Access-list question

[charleskoh04]

Hi,

I have a router which the e0 is connected to network A and the S0 is connected to network B.I wanted to limit access from network B to A.

question: The access list is to be placed on e0(out) or s0(in) and why ?

Secenrio :
I have placed the access-list on s0(out) previously and it blocked some of the ports trying to access from network B(I have done a show log and show accesss-list to come to this statement)which are supposed to be allowed. I am curious as the access list is placed on the s0(out) not (in) and it should not have any effect on the incoming packets.

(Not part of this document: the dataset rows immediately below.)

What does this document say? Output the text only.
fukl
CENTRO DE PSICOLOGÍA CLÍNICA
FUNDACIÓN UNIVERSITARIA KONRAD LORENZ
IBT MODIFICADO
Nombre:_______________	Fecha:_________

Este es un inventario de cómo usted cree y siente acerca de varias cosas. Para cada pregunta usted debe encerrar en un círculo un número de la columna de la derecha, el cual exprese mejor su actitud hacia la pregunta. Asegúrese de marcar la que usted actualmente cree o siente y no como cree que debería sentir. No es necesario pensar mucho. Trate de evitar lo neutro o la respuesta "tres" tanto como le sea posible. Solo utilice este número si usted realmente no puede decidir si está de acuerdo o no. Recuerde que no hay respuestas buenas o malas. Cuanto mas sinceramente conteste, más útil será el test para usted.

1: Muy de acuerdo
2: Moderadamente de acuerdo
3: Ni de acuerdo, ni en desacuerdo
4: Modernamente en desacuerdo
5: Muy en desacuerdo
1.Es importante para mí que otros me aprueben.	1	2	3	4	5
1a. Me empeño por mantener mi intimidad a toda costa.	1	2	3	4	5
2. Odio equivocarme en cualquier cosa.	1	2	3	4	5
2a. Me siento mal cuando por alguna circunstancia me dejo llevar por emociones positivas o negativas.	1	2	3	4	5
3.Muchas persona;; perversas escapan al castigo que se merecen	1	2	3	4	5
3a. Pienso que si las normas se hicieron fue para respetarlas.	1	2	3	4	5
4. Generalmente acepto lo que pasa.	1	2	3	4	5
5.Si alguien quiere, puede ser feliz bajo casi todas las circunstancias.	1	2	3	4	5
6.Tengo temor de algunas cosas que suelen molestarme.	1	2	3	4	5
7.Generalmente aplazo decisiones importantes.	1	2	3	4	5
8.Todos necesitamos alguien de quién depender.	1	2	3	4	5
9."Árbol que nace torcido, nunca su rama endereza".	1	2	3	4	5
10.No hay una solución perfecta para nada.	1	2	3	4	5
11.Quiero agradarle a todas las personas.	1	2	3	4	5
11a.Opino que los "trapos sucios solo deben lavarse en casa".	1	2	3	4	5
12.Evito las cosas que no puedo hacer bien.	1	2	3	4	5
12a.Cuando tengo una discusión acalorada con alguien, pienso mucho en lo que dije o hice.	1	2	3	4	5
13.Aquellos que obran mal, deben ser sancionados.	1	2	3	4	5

Any advice or comments will be greatly appreicated.

 

[Cooky]

The access list can be placed on either interface.
1. Create a standard list on e0, outbound.
or
2. Create an extended list on s0, inbound

I forgot if routing is done after the process of ACL. If it is, you may be able to save CPU processing by placing it on s0.

 

[spidey07]

sounds like you need simple access lists (based only on IP address)

best to place closest to the source. Inbound from network B on S0.

 

[cmetz]

charleskoh04, always place ACLs on the ingress interface if possible because it minimizes the amount of processing that the router has to do on packets it's going to drop anyways. In many newer boxes, interface ACLs are processed in hardware and so ingress ACLs mean the switching/forwarding engine and CPU never even need to see the packet, which is the best case for performance.